Denn, so die chinesische Mythologie, die Geister in der Unterwelt haben Hunger. Die Lebenden stellen ihnen, als Zeichen, dass sie die Toten nicht vergessen haben, Speisen und Opfergaben hin. Nur ein Geist an den die Familie noch denkt, darf die Unterwelt an diesem tag verlassen. Die Vergessenen müssen in der Unterwelt verweilen.

Die Gondeln durchqueren ein Haus, man sieht ein Festmahl, Figuren spielen Instrumente, im Keller tanzen Geister. Die Geister die im Keller tanzen, sind auf dem Weg zu ihrer Familie.

Die Anhalter

11. Die Anhalter-Szene
Drei Geister sind nun als „Anhalter“ zu sehen. Sie wollen zurück in das Reich der Lebenden und bitten um Mitfahrgelegenheit in der Gondel. In einem Spiegel entsteht anschließend der Eindruck, dass die Geister nun zusätzlicher Fahrgast in der Gondel sind. Sie fahren mit ins Reich der Lebenden zurück.

12. Schlussszene
Wieder ist der Gott der Unterwelt, Yama, zu sehen. Er will verhindern, dass die Geister zurückkehren. Aber Menschen (?) haben ihn gefesselt. Wir gelangen nun mit den Gondeln wieder an die Erdoberfläche, sind zurück aus der Unterwelt.

Geister-Rikscha Infos

Die Geister-Rikscha ist ein im Juni 1981 eröffneter Dark Ride. Die Fahrt verläuft weitgehend unterhalb des Themenbereichs China Town und gilt als die längste unterirdische Themenfahrt Europas. Zudem ist die Geister Rikscha das älteste aktive Fahrgeschäft im Phantasialand.

1997, 2002 und 2015 wurden einige Szenen ausgetauscht und der Wartebereich überarbeitet.

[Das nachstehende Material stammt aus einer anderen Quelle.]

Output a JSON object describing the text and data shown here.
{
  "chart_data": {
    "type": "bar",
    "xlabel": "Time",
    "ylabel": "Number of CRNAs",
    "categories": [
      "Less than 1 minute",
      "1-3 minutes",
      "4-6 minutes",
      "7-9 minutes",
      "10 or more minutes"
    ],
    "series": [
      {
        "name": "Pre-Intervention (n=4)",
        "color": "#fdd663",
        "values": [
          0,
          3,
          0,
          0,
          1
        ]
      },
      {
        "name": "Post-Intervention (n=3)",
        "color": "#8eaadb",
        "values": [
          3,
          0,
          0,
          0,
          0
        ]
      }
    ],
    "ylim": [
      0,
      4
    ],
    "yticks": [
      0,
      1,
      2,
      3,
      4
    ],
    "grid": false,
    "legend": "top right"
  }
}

Der Dark Ride wurde von der Schwarzkopf GmbH hergestellt, ein Endlosfahrsystem mit 100 Gondeln für jeweils drei Personen. Die Strecke ist 250 Meter lang. Die Fahrt dauert acht Minuten. Es ist die einzige Anlage mit diesem Fahrsystem die Schwarzkopf baute.

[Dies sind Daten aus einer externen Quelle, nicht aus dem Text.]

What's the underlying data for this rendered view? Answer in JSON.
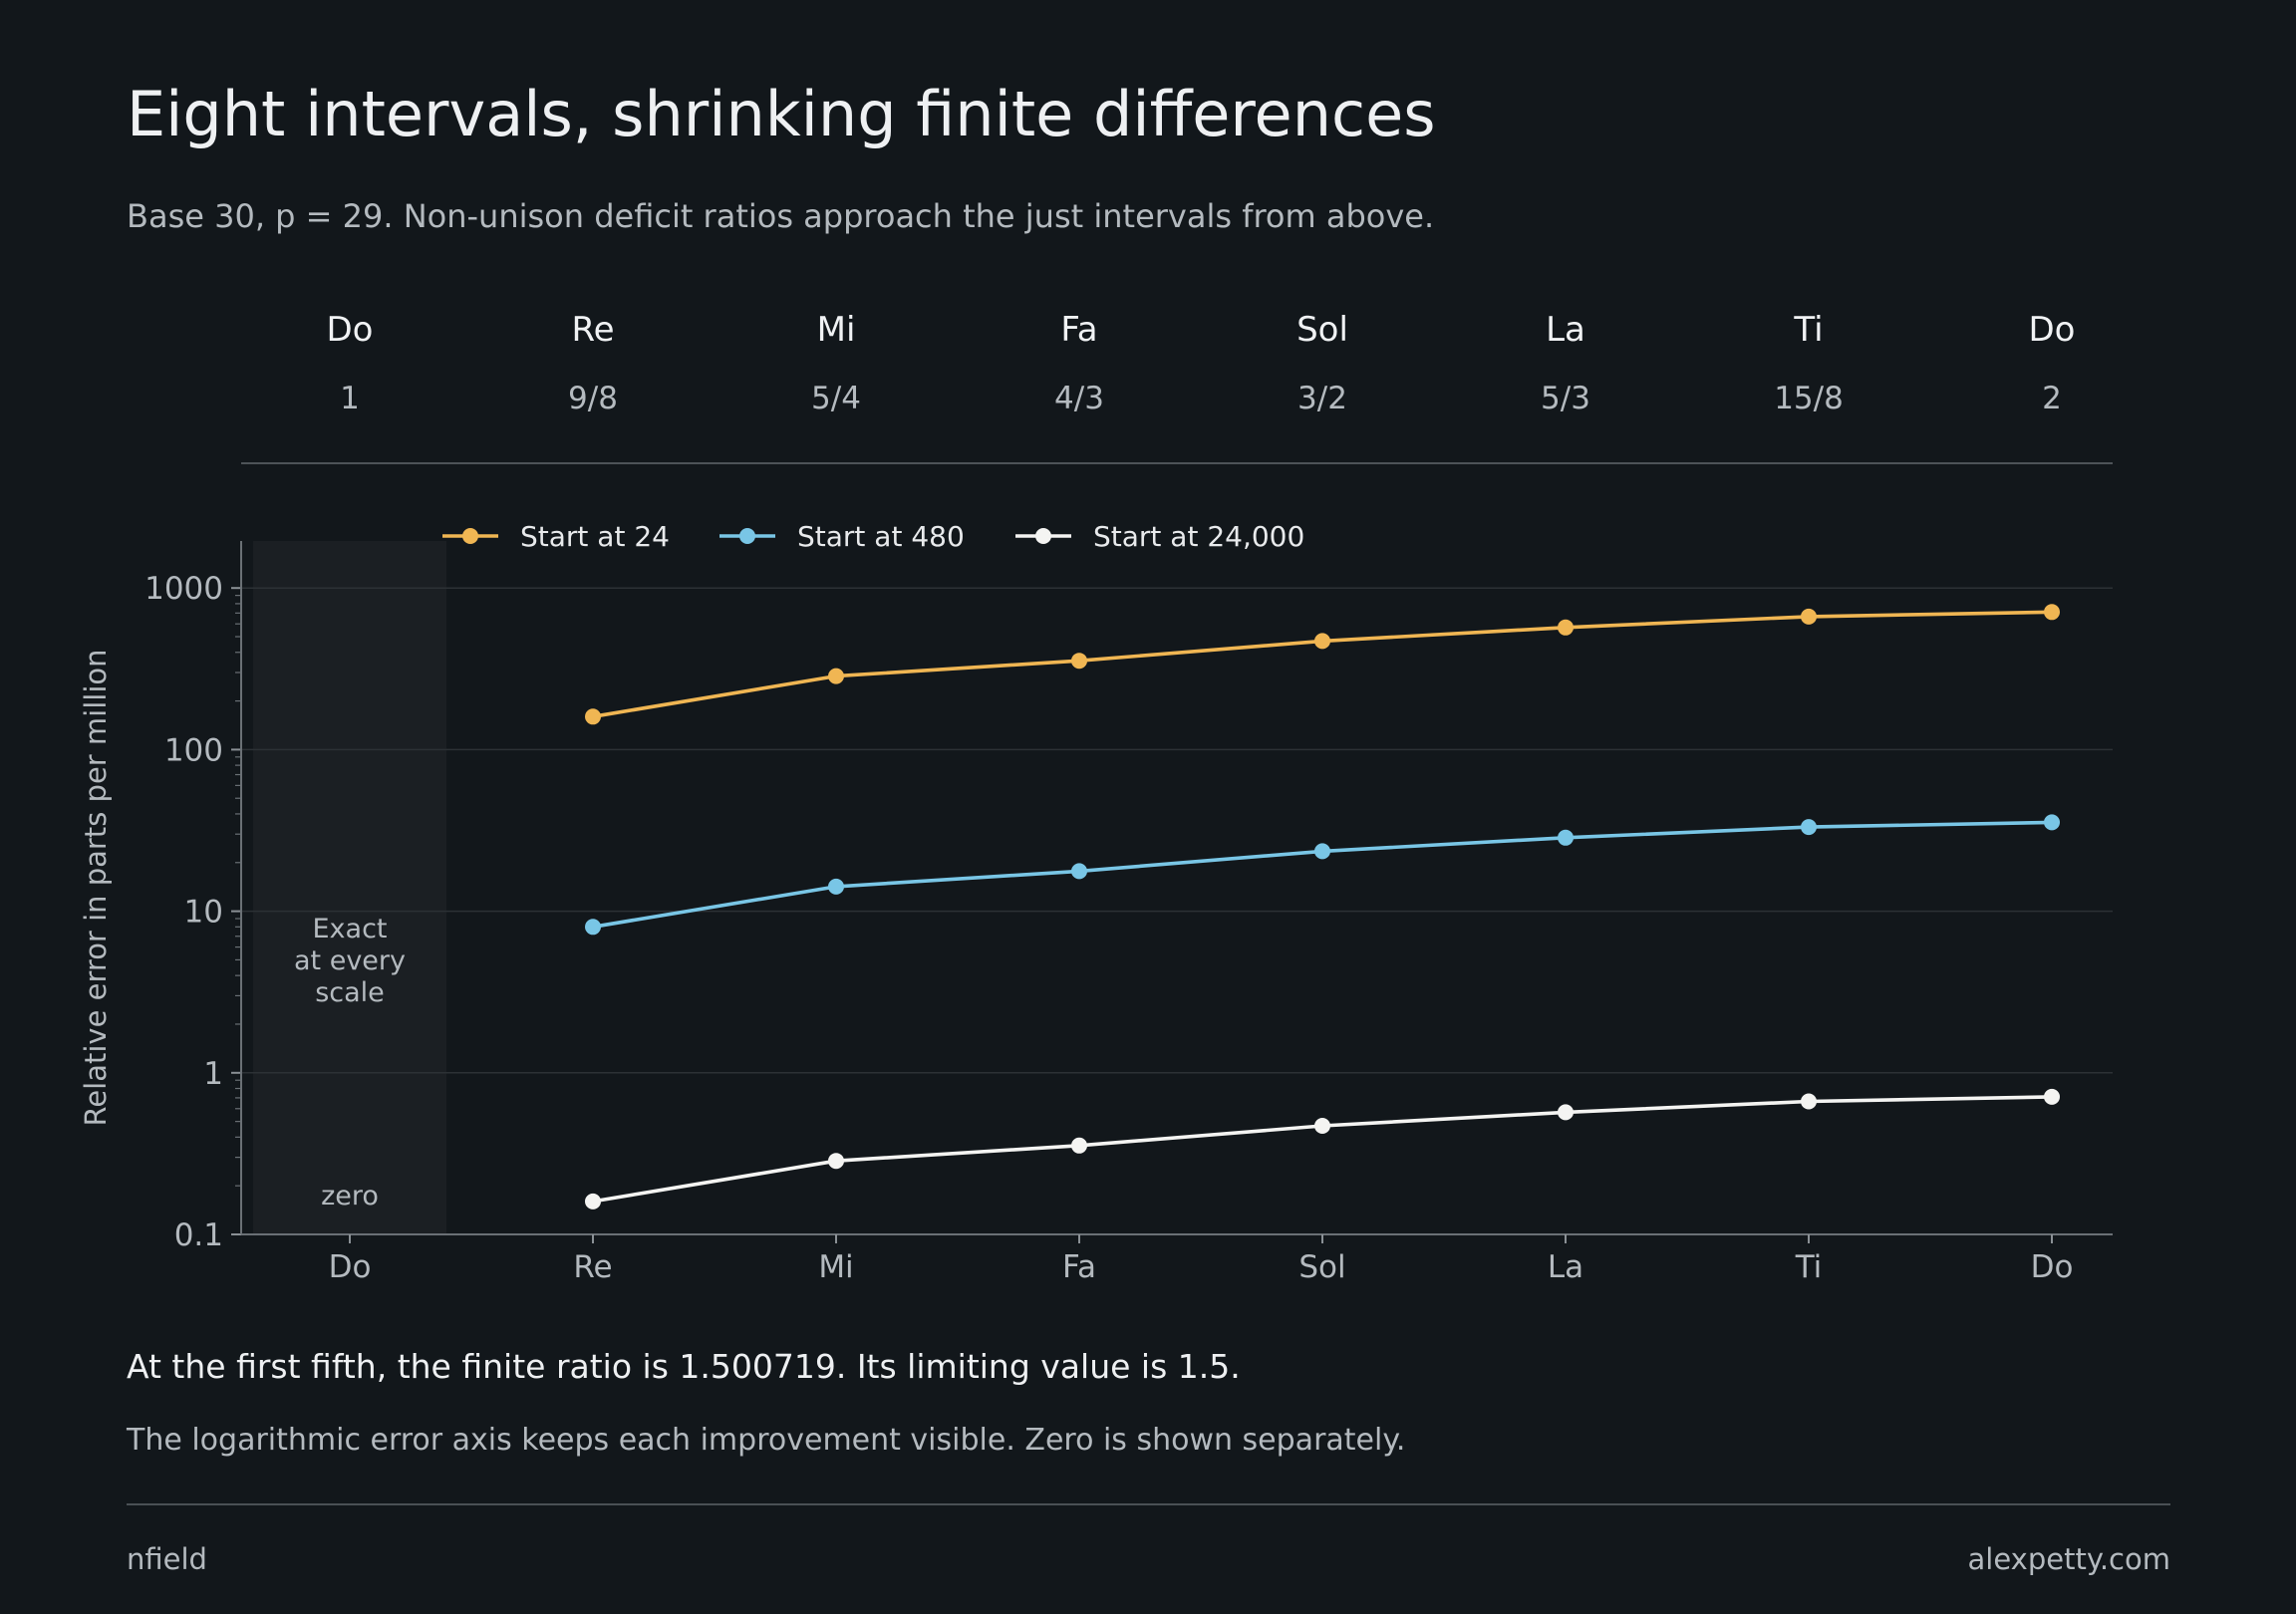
{
  "header": {
    "title": "Eight intervals, shrinking finite differences",
    "subtitle": "Base 30, p = 29. Non-unison deficit ratios approach the just intervals from above."
  },
  "chart_data": {
    "type": "line",
    "y_scale": "log",
    "ylabel": "Relative error in parts per million",
    "xlabel": "",
    "ylim": [
      0.1,
      2000
    ],
    "y_ticks": [
      "0.1",
      "1",
      "10",
      "100",
      "1000"
    ],
    "categories": [
      "Do",
      "Re",
      "Mi",
      "Fa",
      "Sol",
      "La",
      "Ti",
      "Do"
    ],
    "ratios": [
      "1",
      "9/8",
      "5/4",
      "4/3",
      "3/2",
      "5/3",
      "15/8",
      "2"
    ],
    "grid": "horizontal",
    "legend_position": "top-left",
    "series": [
      {
        "name": "Start at 24",
        "color": "#f0b653",
        "values": [
          null,
          160,
          285,
          355,
          470,
          570,
          665,
          710
        ]
      },
      {
        "name": "Start at 480",
        "color": "#79c6e6",
        "values": [
          null,
          8,
          14.2,
          17.7,
          23.5,
          28.5,
          33.2,
          35.5
        ]
      },
      {
        "name": "Start at 24,000",
        "color": "#f4f4f2",
        "values": [
          null,
          0.16,
          0.285,
          0.355,
          0.47,
          0.57,
          0.665,
          0.71
        ]
      }
    ],
    "zero_band": {
      "category_index": 0,
      "label": "Exact\nat every\nscale",
      "zero_label": "zero"
    }
  },
  "notes": {
    "finding": "At the first fifth, the finite ratio is 1.500719. Its limiting value is 1.5.",
    "caption": "The logarithmic error axis keeps each improvement visible. Zero is shown separately."
  },
  "footer": {
    "left": "nfield",
    "right": "alexpetty.com"
  }
}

Phantasialand Gründer Gottlieb Löffelhardt hatte starken Einfluss auf die Entwicklung und die Gestaltung von Geisterbahnen. Zu Löffelhardts transportablen Fahrgeschäften – er war zuvor Schausteller – gehörte früher auch eine Geisterbahn mit dem Namen “Geister-Rikscha”. Diese transportable Geisterrikscha ließ er 1970 bei Mack bauen. Sie hatte schon einige Elemente, die Löffelhardt später auch in der Phantasialand Geister-Rikscha ähnlich bauen ließ. Löffelhardt hatte diese Geisterbahn von 1970-1974 auf Volksfesten betrieben.